Sen. Kay Hagan on Tuesday again became a co-sponsor of a bill that would require corporations and advocacy groups to disclose their donors for political ads. An earlier version of the bill was introduced in the Senate in 2012, but it had no Republican co-sponsors, and it went nowhere.
The DISCLOSE Act (Democracy is Strengthened by Casting Light on Spending in Elections) would help voters know who’s behind election ads if it became law. It would require tax-exempt advocacy groups and super PACs to disclose donors who give $10,000 or more during an election cycle.
North Carolina’s Senate race this year between Hagan, a Democrat, and Republican House Speaker Thom Tillis has become one of the nation’s most expensive, with groups giving so-called “dark” money on both sides for ads.

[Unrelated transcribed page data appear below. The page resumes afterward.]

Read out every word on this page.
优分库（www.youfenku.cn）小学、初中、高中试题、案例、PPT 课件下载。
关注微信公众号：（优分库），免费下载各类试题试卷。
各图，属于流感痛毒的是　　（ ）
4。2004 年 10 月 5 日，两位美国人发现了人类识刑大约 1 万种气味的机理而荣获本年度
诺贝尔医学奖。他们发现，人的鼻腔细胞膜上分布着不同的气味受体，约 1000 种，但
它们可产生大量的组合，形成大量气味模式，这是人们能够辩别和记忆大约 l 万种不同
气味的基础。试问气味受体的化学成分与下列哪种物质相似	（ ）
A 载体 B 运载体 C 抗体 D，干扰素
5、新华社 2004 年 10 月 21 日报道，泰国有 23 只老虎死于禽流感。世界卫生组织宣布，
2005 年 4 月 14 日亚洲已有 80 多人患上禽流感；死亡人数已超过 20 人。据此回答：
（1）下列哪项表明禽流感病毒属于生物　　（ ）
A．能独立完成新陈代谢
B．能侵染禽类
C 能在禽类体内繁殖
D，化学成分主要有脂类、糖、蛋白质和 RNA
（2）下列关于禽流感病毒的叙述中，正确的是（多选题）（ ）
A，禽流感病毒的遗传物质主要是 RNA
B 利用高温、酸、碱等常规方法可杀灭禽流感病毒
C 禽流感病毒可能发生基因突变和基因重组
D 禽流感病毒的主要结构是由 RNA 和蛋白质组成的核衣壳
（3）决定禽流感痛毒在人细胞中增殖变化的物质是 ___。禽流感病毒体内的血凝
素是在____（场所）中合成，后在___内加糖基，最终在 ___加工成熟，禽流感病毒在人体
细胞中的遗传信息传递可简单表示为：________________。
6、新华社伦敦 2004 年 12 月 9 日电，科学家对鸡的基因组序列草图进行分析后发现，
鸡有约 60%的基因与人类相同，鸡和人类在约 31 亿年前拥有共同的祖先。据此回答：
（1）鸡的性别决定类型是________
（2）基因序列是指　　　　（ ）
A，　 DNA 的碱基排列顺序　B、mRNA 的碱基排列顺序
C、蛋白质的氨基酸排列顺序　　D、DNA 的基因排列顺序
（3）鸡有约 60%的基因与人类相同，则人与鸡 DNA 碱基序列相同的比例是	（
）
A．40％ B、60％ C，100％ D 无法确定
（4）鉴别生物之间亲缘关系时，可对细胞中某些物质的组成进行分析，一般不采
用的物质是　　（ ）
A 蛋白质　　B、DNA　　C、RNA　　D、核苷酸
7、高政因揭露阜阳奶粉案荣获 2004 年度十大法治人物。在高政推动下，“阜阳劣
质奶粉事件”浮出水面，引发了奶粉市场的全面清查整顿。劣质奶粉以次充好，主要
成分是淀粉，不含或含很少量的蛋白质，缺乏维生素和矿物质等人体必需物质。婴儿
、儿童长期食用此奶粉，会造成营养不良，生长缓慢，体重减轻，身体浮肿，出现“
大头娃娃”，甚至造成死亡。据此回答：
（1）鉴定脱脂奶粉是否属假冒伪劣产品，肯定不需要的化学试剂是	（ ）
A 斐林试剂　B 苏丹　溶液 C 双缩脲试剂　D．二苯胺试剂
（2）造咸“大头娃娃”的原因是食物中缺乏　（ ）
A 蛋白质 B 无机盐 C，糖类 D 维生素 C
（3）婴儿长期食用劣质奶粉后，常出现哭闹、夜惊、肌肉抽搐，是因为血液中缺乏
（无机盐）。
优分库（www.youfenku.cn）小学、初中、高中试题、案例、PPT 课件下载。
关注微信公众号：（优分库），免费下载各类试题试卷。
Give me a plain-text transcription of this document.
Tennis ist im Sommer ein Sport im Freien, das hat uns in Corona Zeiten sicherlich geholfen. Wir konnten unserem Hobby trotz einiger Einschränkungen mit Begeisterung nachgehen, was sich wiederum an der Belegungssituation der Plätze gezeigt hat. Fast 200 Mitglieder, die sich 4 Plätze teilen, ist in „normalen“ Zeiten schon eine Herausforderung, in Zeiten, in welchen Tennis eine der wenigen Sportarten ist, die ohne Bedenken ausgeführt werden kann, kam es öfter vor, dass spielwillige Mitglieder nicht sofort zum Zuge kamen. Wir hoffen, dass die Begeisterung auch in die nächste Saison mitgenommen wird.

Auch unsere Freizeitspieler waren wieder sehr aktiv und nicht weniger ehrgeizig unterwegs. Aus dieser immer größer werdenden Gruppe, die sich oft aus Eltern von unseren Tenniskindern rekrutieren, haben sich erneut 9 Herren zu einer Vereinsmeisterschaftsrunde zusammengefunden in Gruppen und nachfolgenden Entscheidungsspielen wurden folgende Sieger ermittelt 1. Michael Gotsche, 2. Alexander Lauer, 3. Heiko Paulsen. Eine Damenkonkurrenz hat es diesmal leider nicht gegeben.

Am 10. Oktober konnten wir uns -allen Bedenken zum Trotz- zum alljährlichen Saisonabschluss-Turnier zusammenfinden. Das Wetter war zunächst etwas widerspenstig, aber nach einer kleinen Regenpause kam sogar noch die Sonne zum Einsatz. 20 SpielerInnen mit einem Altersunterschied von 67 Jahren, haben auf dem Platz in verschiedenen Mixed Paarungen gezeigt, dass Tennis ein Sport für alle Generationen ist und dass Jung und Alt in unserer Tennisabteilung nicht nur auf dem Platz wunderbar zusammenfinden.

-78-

“Americans deserve a campaign finance system that is transparent and just, and information on who is funding political advocacy should be readily available to the public so voters can make fully informed decisions when they head to the ballot box,” Hagan said in a statement on Tuesday announcing her support for the latest version of the bill.
The Sunlight Foundation, a nonprofit group that advocates for open government, says that dark money makes it impossible for voters to know whose interests are represented behind electioneering ads. Sunlight’s Bill Allison said that so far no politician has asked backers to disclose donors voluntarily.